- Beranda
- Stories from the Heart
Mengintip Sunrise di Lereng Merapi (cerbung)
...
TS
betiatina
Mengintip Sunrise di Lereng Merapi (cerbung)
Cerita bersambung motivasi

sumber
Lereng Merapi berselimut kabut, lelehan lahar membentuk garis merah yang menghiasi puncaknya terlihat indah. Udara dingin ciri khas lereng gunung sangat terasa. Namun seperti biasa, para penduduk tetap semangat memulai hari. Menaklukkan diri sendiri agar berdamai dengan alam.
Suara kokok ayam membangunkan Pinah dari tidur lelapnya. Mata sembab dan tubuh menggigil telah menjadi kebiasaan dipagi yang dingin. Desiran angin terasa menusuk hingga tulang, tak sedikitpun menyurutkan langkahnya untuk segera beranjak dari dipanbambu reot yang telah setia menopang dirinya semalaman.

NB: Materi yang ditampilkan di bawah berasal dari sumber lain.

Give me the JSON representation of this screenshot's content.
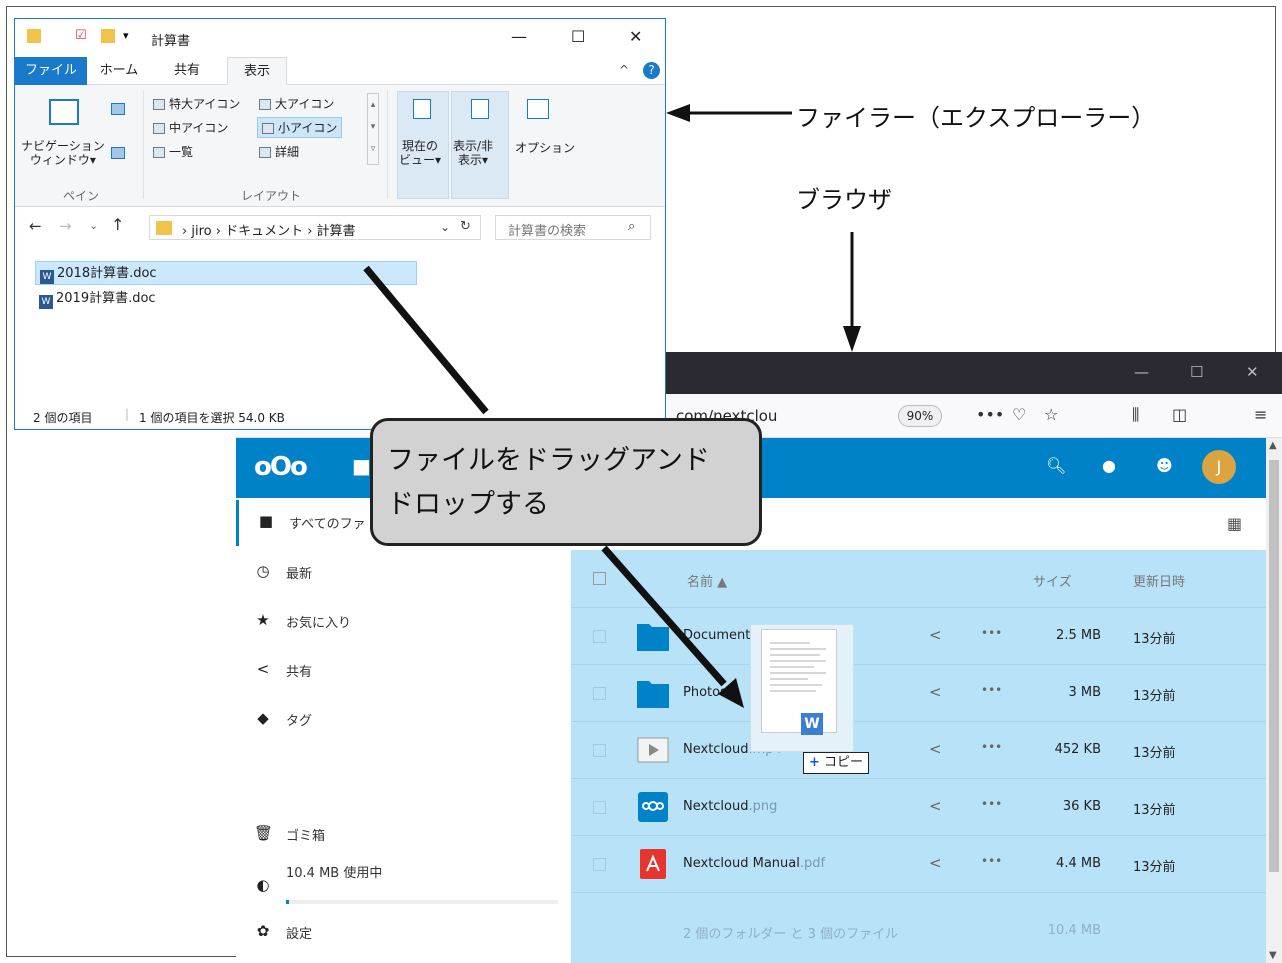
{
  "explorer": {
    "title": "計算書",
    "tabs": [
      "ファイル",
      "ホーム",
      "共有",
      "表示"
    ],
    "ribbon": {
      "nav_pane": "ナビゲーション\nウィンドウ▾",
      "pane_group": "ペイン",
      "layout_group": "レイアウト",
      "extra_large_icons": "特大アイコン",
      "large_icons": "大アイコン",
      "medium_icons": "中アイコン",
      "small_icons": "小アイコン",
      "list": "一覧",
      "details": "詳細",
      "current_view": "現在の\nビュー▾",
      "show_hide": "表示/非\n表示▾",
      "options": "オプション"
    },
    "breadcrumb": [
      "jiro",
      "ドキュメント",
      "計算書"
    ],
    "search_placeholder": "計算書の検索",
    "files": [
      "2018計算書.doc",
      "2019計算書.doc"
    ],
    "status_count": "2 個の項目",
    "status_selected": "1 個の項目を選択 54.0 KB"
  },
  "browser": {
    "url": "com/nextclou",
    "zoom": "90%",
    "user_initial": "J",
    "sidebar": [
      {
        "icon": "folder-icon",
        "label": "すべてのファ"
      },
      {
        "icon": "clock-icon",
        "label": "最新"
      },
      {
        "icon": "star-icon",
        "label": "お気に入り"
      },
      {
        "icon": "share-icon",
        "label": "共有"
      },
      {
        "icon": "tag-icon",
        "label": "タグ"
      }
    ],
    "trash": "ゴミ箱",
    "quota": "10.4 MB 使用中",
    "quota_fraction": 0.01,
    "settings": "設定",
    "columns": {
      "name": "名前 ▲",
      "size": "サイズ",
      "modified": "更新日時"
    },
    "files": [
      {
        "type": "folder",
        "name": "Documents",
        "ext": "",
        "size": "2.5 MB",
        "date": "13分前"
      },
      {
        "type": "folder",
        "name": "Photos",
        "ext": "",
        "size": "3 MB",
        "date": "13分前"
      },
      {
        "type": "video",
        "name": "Nextcloud",
        "ext": ".mp4",
        "size": "452 KB",
        "date": "13分前"
      },
      {
        "type": "image",
        "name": "Nextcloud",
        "ext": ".png",
        "size": "36 KB",
        "date": "13分前"
      },
      {
        "type": "pdf",
        "name": "Nextcloud Manual",
        "ext": ".pdf",
        "size": "4.4 MB",
        "date": "13分前"
      }
    ],
    "summary": "2 個のフォルダー と 3 個のファイル",
    "summary_size": "10.4 MB",
    "copy_badge": "コピー",
    "copy_plus": "+"
  },
  "annotations": {
    "filer": "ファイラー（エクスプローラー）",
    "browser": "ブラウザ",
    "bubble": "ファイルをドラッグアンド\nドロップする"
  },
  "colors": {
    "nextcloud_blue": "#0082c9",
    "explorer_file_tab": "#1979ca",
    "list_bg": "#b8e2f8"
  }
}
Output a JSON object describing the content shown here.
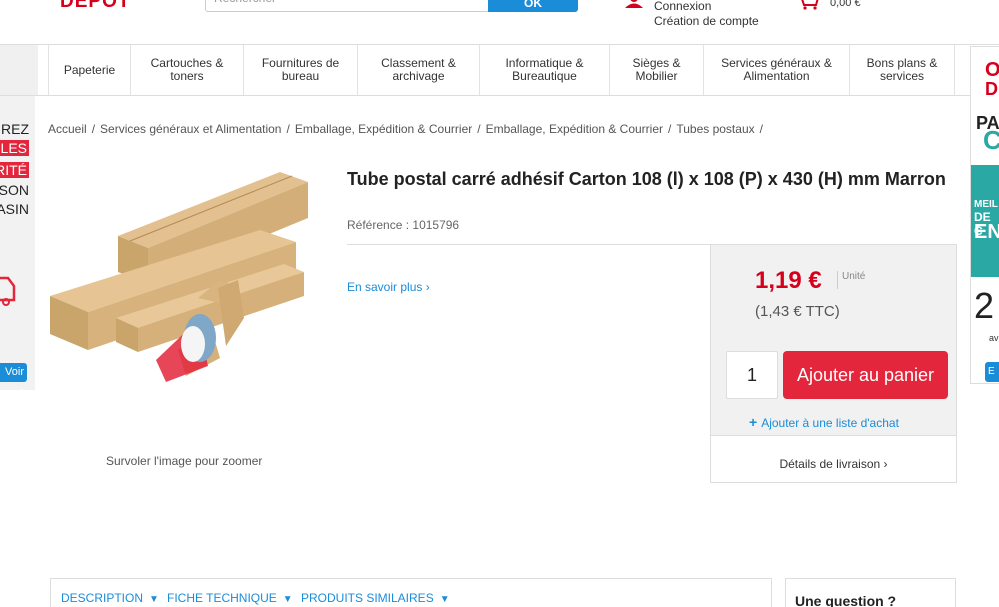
{
  "header": {
    "logo_text": "DEPOT",
    "search_placeholder": "Rechercher",
    "search_button_label": "OK",
    "login_label": "Connexion",
    "create_account_label": "Création de compte",
    "cart_total": "0,00 €",
    "accent_color": "#d6001c",
    "link_color": "#1a8cd8"
  },
  "nav": {
    "items": [
      {
        "label": "Papeterie"
      },
      {
        "label": "Cartouches & toners"
      },
      {
        "label": "Fournitures de bureau"
      },
      {
        "label": "Classement & archivage"
      },
      {
        "label": "Informatique & Bureautique"
      },
      {
        "label": "Sièges & Mobilier"
      },
      {
        "label": "Services généraux & Alimentation"
      },
      {
        "label": "Bons plans & services"
      }
    ]
  },
  "left_ad": {
    "lines": [
      "REZ",
      "LES",
      "RITÉ",
      "SON",
      "ASIN"
    ],
    "button_label": "Voir ›"
  },
  "right_ad": {
    "lines": [
      "O",
      "D",
      "PA",
      "C",
      "MEIL",
      "DE C",
      "EN",
      "2",
      "av"
    ],
    "button_label": "E"
  },
  "breadcrumb": [
    "Accueil",
    "Services généraux et Alimentation",
    "Emballage, Expédition & Courrier",
    "Emballage, Expédition & Courrier",
    "Tubes postaux"
  ],
  "product": {
    "title": "Tube postal carré adhésif Carton 108 (l) x 108 (P) x 430 (H) mm Marron",
    "reference_label": "Référence :",
    "reference": "1015796",
    "learn_more": "En savoir plus ›",
    "zoom_hint": "Survoler l'image pour zoomer",
    "price_ht": "1,19 €",
    "unit_label": "Unité",
    "price_ttc": "(1,43 € TTC)",
    "quantity": "1",
    "add_to_cart": "Ajouter au panier",
    "add_to_list": "Ajouter à une liste d'achat",
    "delivery_details": "Détails de livraison ›"
  },
  "tabs": [
    {
      "label": "DESCRIPTION"
    },
    {
      "label": "FICHE TECHNIQUE"
    },
    {
      "label": "PRODUITS SIMILAIRES"
    }
  ],
  "question_box": {
    "title": "Une question ?"
  }
}
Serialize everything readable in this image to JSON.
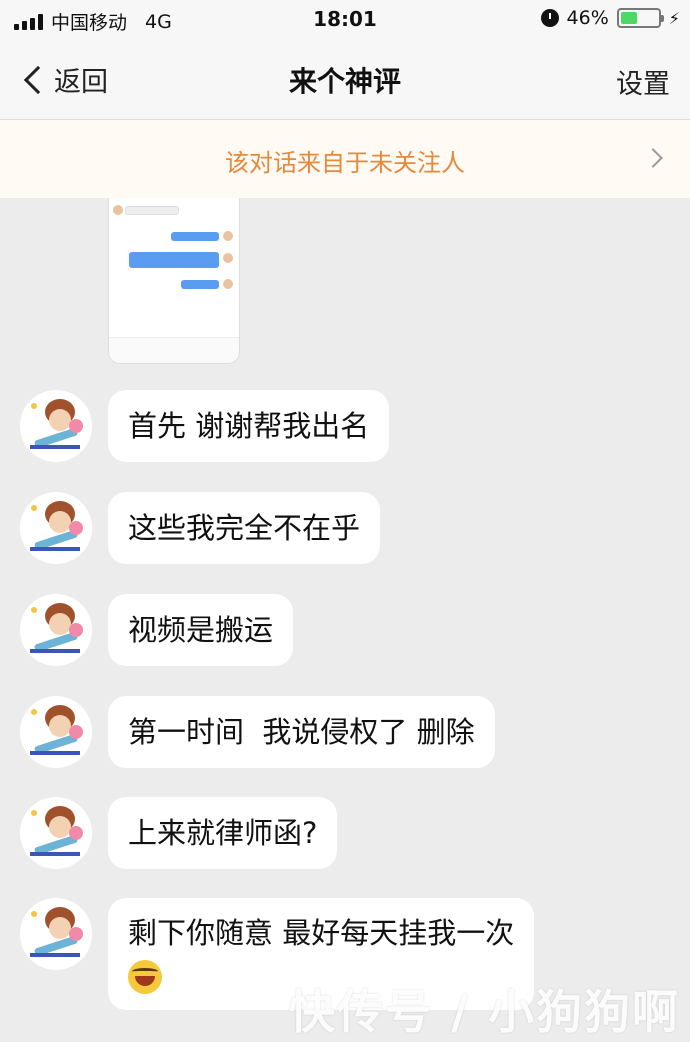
{
  "status_bar": {
    "carrier": "中国移动",
    "network": "4G",
    "time": "18:01",
    "battery_percent": "46%",
    "battery_level": 0.46,
    "icons": [
      "signal-icon",
      "alarm-icon",
      "battery-icon",
      "charging-bolt-icon"
    ]
  },
  "nav": {
    "back_label": "返回",
    "title": "来个神评",
    "settings_label": "设置"
  },
  "banner": {
    "text": "该对话来自于未关注人"
  },
  "messages": [
    {
      "text": "首先 谢谢帮我出名",
      "emoji": ""
    },
    {
      "text": "这些我完全不在乎",
      "emoji": ""
    },
    {
      "text": "视频是搬运",
      "emoji": ""
    },
    {
      "text": "第一时间  我说侵权了 删除",
      "emoji": ""
    },
    {
      "text": "上来就律师函?",
      "emoji": ""
    },
    {
      "text": "剩下你随意 最好每天挂我一次",
      "emoji": "laugh-icon"
    }
  ],
  "watermark": "快传号 / 小狗狗啊",
  "colors": {
    "background": "#ececec",
    "banner_text": "#e58a3a",
    "battery": "#4cd964"
  }
}
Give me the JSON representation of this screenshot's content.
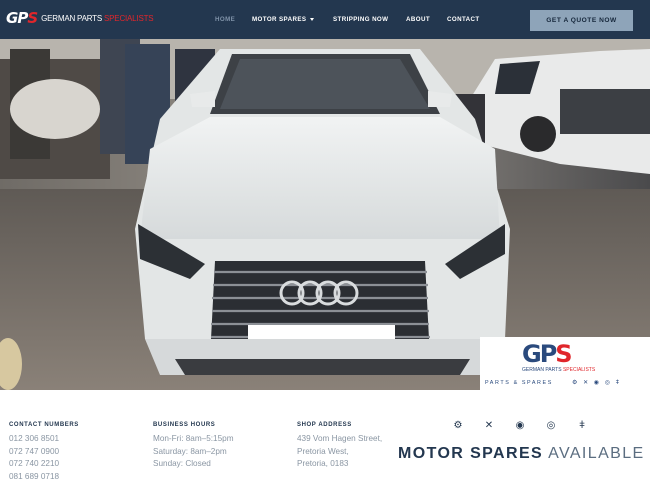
{
  "header": {
    "logo": {
      "mark_g": "G",
      "mark_p": "P",
      "mark_s": "S",
      "text_main": "GERMAN PARTS ",
      "text_accent": "SPECIALISTS"
    },
    "nav": [
      {
        "label": "HOME",
        "active": true
      },
      {
        "label": "MOTOR SPARES",
        "has_dropdown": true
      },
      {
        "label": "STRIPPING NOW"
      },
      {
        "label": "ABOUT"
      },
      {
        "label": "CONTACT"
      }
    ],
    "cta_label": "GET A QUOTE NOW"
  },
  "hero": {
    "badge": {
      "mark_g": "G",
      "mark_p": "P",
      "mark_s": "S",
      "text_main": "GERMAN PARTS ",
      "text_accent": "SPECIALISTS",
      "tagline": "PARTS & SPARES",
      "icons": [
        "engine-icon",
        "tools-icon",
        "turbo-icon",
        "brake-disc-icon",
        "spark-plug-icon"
      ]
    }
  },
  "footer": {
    "contact": {
      "title": "CONTACT NUMBERS",
      "lines": [
        "012 306 8501",
        "072 747 0900",
        "072 740 2210",
        "081 689 0718"
      ]
    },
    "hours": {
      "title": "BUSINESS HOURS",
      "lines": [
        "Mon-Fri: 8am–5:15pm",
        "Saturday: 8am–2pm",
        "Sunday: Closed"
      ]
    },
    "address": {
      "title": "SHOP ADDRESS",
      "lines": [
        "439 Vom Hagen Street,",
        "Pretoria West,",
        "Pretoria, 0183"
      ]
    },
    "motor_spares": {
      "icons": [
        "engine-icon",
        "tools-icon",
        "turbo-icon",
        "brake-disc-icon",
        "spark-plug-icon"
      ],
      "bold": "MOTOR SPARES",
      "light": "AVAILABLE"
    }
  },
  "colors": {
    "header_bg": "#23374f",
    "cta_bg": "#8ea4b9",
    "accent_red": "#e0262b",
    "footer_text": "#8a96a3"
  }
}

Sayup-sayup terdengar Adzan subuh berkumandang dari mushola ujung kampung, suara cempreng lik Sholeh terdengar memanggil semua warga untuk segera menunaikan kewajiban sholat, walau kenyataannya hanya satu shaf yang tetap setia pada barisannya. Yang lain, masih asik meringkuk mesra bersama kain tebal pembungkus raga.
Pinah menggoyangkan tubuh pria berkulit legam yang telah menemani hidupnya selama tigabelas tahun.
"Pakne, ayo bangun sudah Adzan tu, ajak Sando dan Azis ke mushola," ucap Pinah seraya membuka paksa selimut yang dipakai Kasto, suaminya.
"Iya bune, tunggu bentar mau gerak dulu." Kasto beringsut dari tempat tidur.
Berjalan ke kamar Sando dan Azis, segera membangunkan kedua anak lelakinya. Seperti biasa, dua anak bujang itu segera beranjak menuju sumur belakang rumah, menimba air dan berwudhu. Diambilnya sarung kumal miliknya satu-satunya, warnanya telah pudar, pun menggulung dibagian bawah.
Pinah menghela nafas, menyaksikan sarung kedua putranya yang sudah tak layak lagi. Namun untuk membeli yang baru ia belum punya cukup uang. Hanya doa dan harapan yang terus dipanjatkan, agar kelak putranya itu hidup mapan. Tidak lagi terkukung dalam pusara kemiskinan seperti sekarang ini.
Derap langkah mantap membawa ketiga pria beda usia itu menuju mushola. Kasto hanya orang kampung yang tidak mengenyam pendidikan tinggi. Namun baginya akhlak dan ibadah anak-anak harus tetap diutamakan. Dia sadar betul, jika tidak akan mampu membekali anak-anaknya dengan ijazah dari sekolah yang tinggi. Maka, hanya dengan bekal iman dan taqwa ia mengharapkan kebaikan bagi keluarga.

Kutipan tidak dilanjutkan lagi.